Commentary 3: Brueggemann – Really Scary

The Brueggemann piece fascinates me because she transforms into reality the nightmares I have had about embarking on anything resembling an ethnographic study. I’ve always imagined myself on the other side of that research, say as a subject like Anna, and what keeps coming to mind is the 1965 Moynihan report, especially the section on the perils of matriarchy. Senator Patrick Moynihan writes the report with the objective of pinpointing the problems African Americans will face in spite of the passage of the Civil Rights Act of 1964. Though the report does speak to a wide variety of issues, the one that seems to get the most response is the portrayal, based on a study of Detroit families by two researchers, of the power relationships between husbands and wives in African American families. This is how Moynihan interprets the results of this study:

In essence, the Negro community has been forced into a matriarchal structure which, because it is to out of line with the rest of the American society, seriously retards the progress of the group as a whole, and imposes a crushing burden on the Negro male and, in consequence, on a great many Negro women as well.
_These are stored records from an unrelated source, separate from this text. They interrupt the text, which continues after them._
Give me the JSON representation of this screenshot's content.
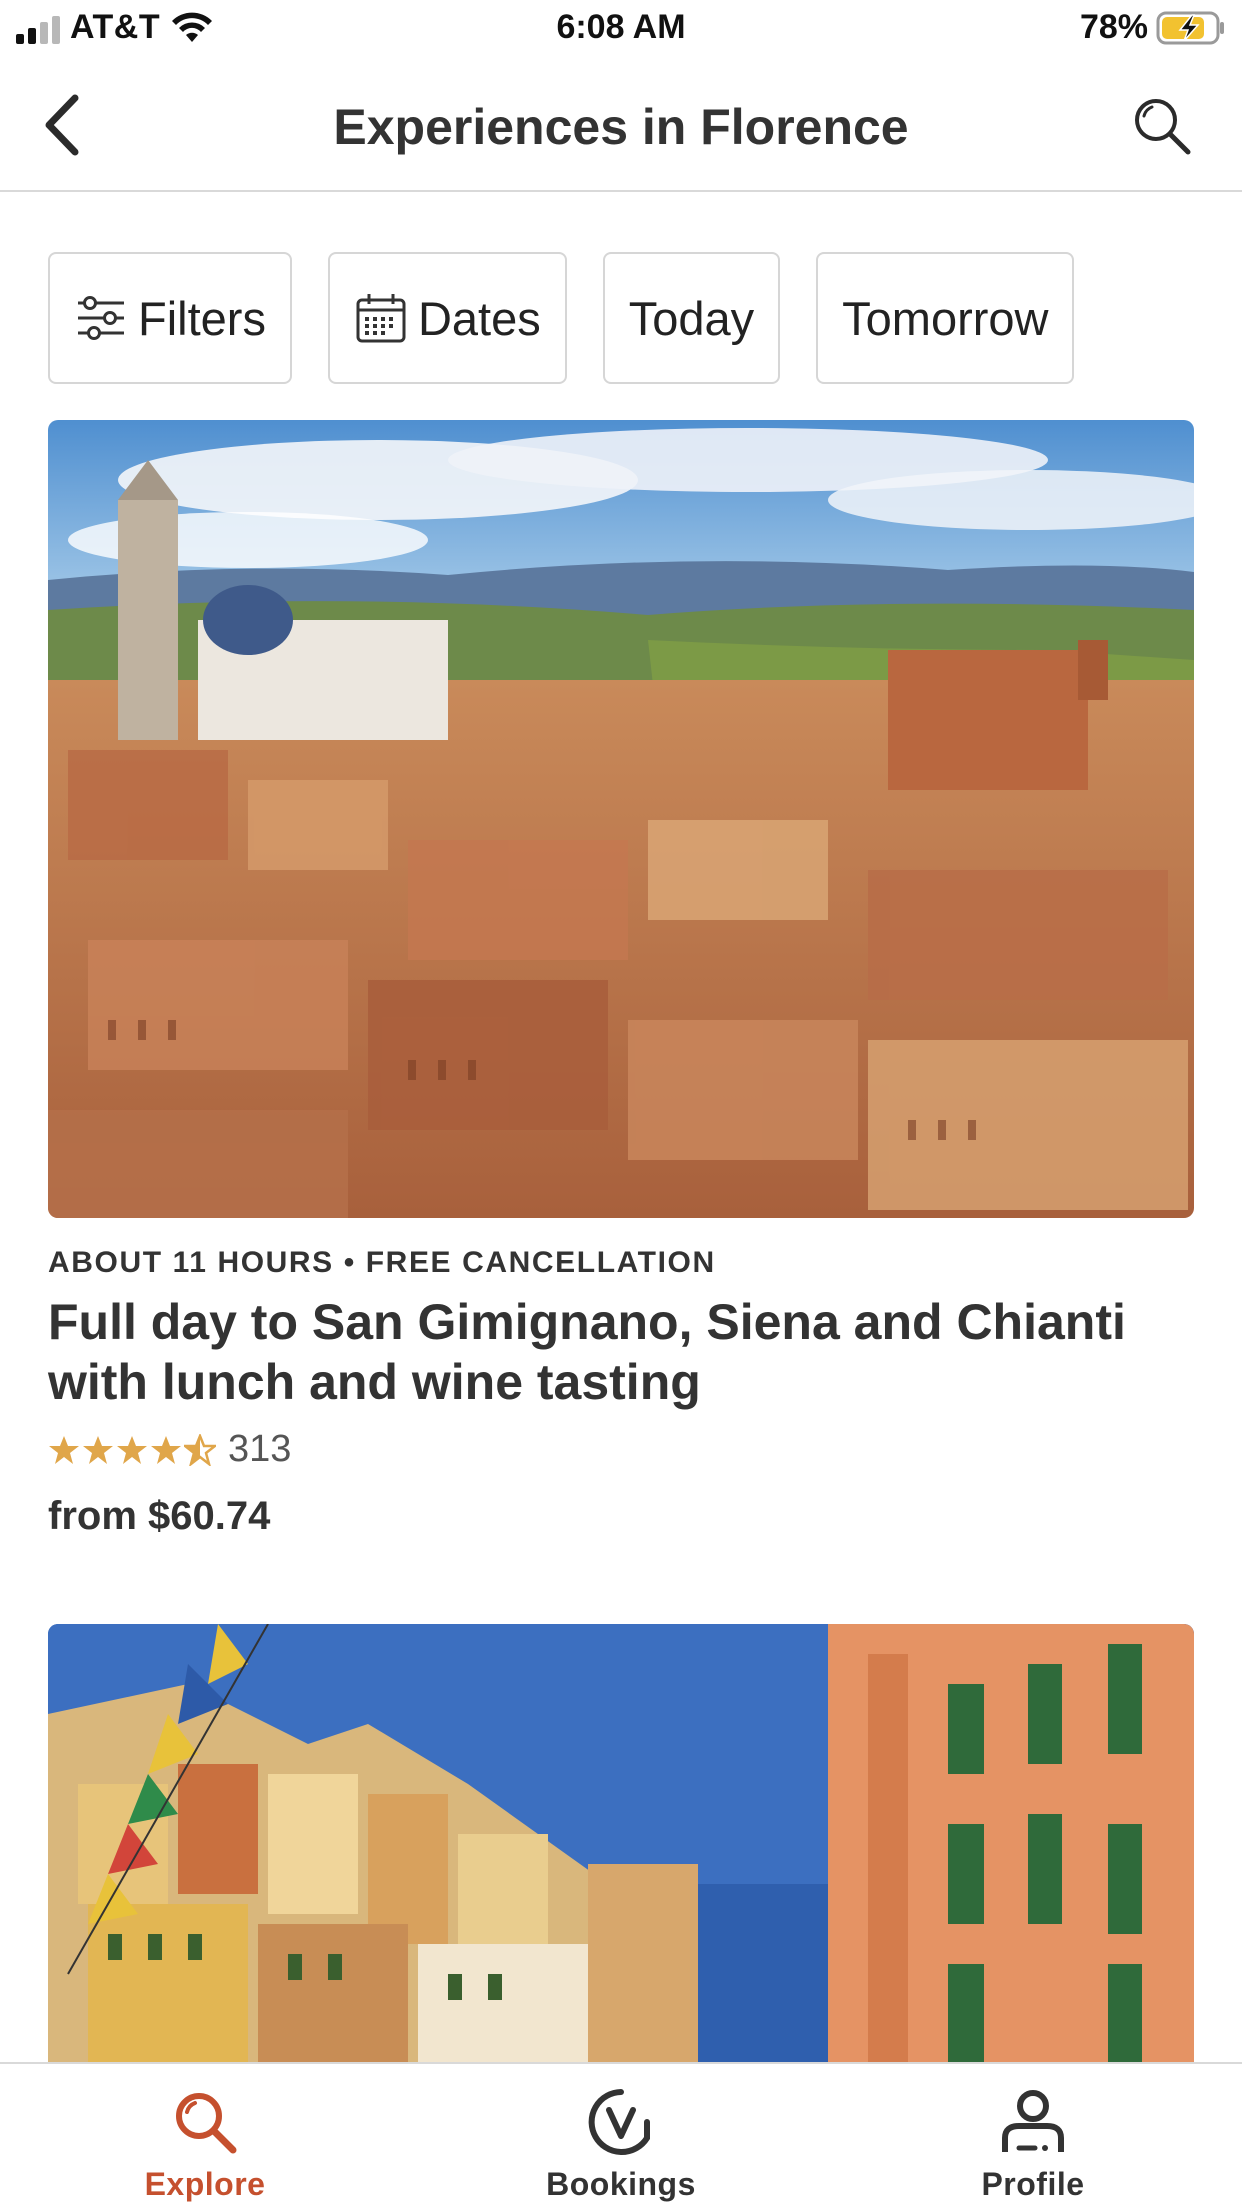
{
  "status_bar": {
    "carrier": "AT&T",
    "time": "6:08 AM",
    "battery_percent": "78%",
    "signal_bars_active": 2,
    "signal_bars_total": 4,
    "battery_level": 0.78,
    "battery_charging": true
  },
  "nav": {
    "title": "Experiences in Florence",
    "back_icon": "chevron-left-icon",
    "search_icon": "search-icon"
  },
  "filters": {
    "chips": [
      {
        "label": "Filters",
        "icon": "sliders-icon"
      },
      {
        "label": "Dates",
        "icon": "calendar-icon"
      },
      {
        "label": "Today"
      },
      {
        "label": "Tomorrow"
      }
    ]
  },
  "cards": [
    {
      "meta": "ABOUT 11 HOURS • FREE CANCELLATION",
      "title": "Full day to San Gimignano, Siena and Chianti with lunch and wine tasting",
      "rating": 4.5,
      "review_count": "313",
      "price": "from $60.74",
      "image": "siena-cityscape-photo"
    },
    {
      "image": "colorful-italian-village-photo"
    }
  ],
  "tab_bar": {
    "tabs": [
      {
        "label": "Explore",
        "icon": "search-icon",
        "active": true
      },
      {
        "label": "Bookings",
        "icon": "bookings-v-icon",
        "active": false
      },
      {
        "label": "Profile",
        "icon": "profile-icon",
        "active": false
      }
    ]
  },
  "colors": {
    "accent": "#c5502e",
    "star": "#e0a64a",
    "text": "#333333",
    "border": "#d6d6d6"
  }
}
There is, presumably, no special reason why a society in which males are dominant in family relationships is to be preferred to a matriarchal arrangement. However, it is clearly a disadvantage for a minority group to be operating on one principle, while the great majority of the population, and the one with the most advantages to begin with, is operating on another. This is the present situation of the Negro. Ours is a society which presumes male leadership in private and public affairs. The arrangements of society facilitate such leadership and reward it. A subculture, such as that of the Negro American, in which this is not the pattern, is placed at a distinct disadvantage.

While I am not saying that I agree with this interpretation, it pathologizes any alternative to what’s already been established in the dominant culture for male/female relationships.  I can understand how many at Gallaudet university would be protective of their culture from the researcher they see in the role of a “colonizer” or someone from the dominant society who wants to study and “bring home” knowledge about the natives (22). I am sure that they would wonder how that knowledge would be interpreted and used together with the fact that they will have little agency in determining how they are represented  to a society that is in some ways responsible for their marginalization.  How many of us would like to read a representation of ourselves in a subject position? What would we do with information that seems incorrect or unintelligible?  I would argue that Anna, the research subject that received “her chapter” from Brueggemann , did not like reading about herself represented as subject, and when confronted by information she did not understand or found unflattering could only respond with silence or an envelope marked “return to sender”.

I know the Moynihan report was over fifty years ago, but reading it as an African American, parts of this report still stings. To me, it illustrates the problems of ethnographic studies and interpretation. I know how uncomfortable the faculty and students at Gallaudet would have felt when faced by Brueggemann, in the role as the privileged researcher or as she puts it, in her role as colonizer.   In that regard, her article becomes an object lesson for new ethnographers. Her willingness to share her mistakes and offer a set of questions researchers could ask before embarking on any study will perhaps allow future researchers to avoid the nightmare.

2 comments for “Commentary 3: Brueggemann – Really Scary

  1. mcalou
    March 10, 2009 at 5:17 am

    Your comparison with the Moynihan Report is thought provoking. How would anyone feel being observed? The observation is only part of the experience, as you mentioned, then there is the ethnographer write-up of the observation. I hadn’t really thought about Anna as a human being. Of course she didn’t understand the report because she was the “guinea pig.” Another thought, what about the ethical part of Breuggmann’s research: should the researcher contact the participant to obtain their comments?

  2. March 17, 2009 at 1:15 pm

    Faye, I didn’t know that other study, but I think it does a good job of illustrating a reason both teachers and students might have been uncomfortable with Brueggemann’s research. Thanks for bringing it into the discussion!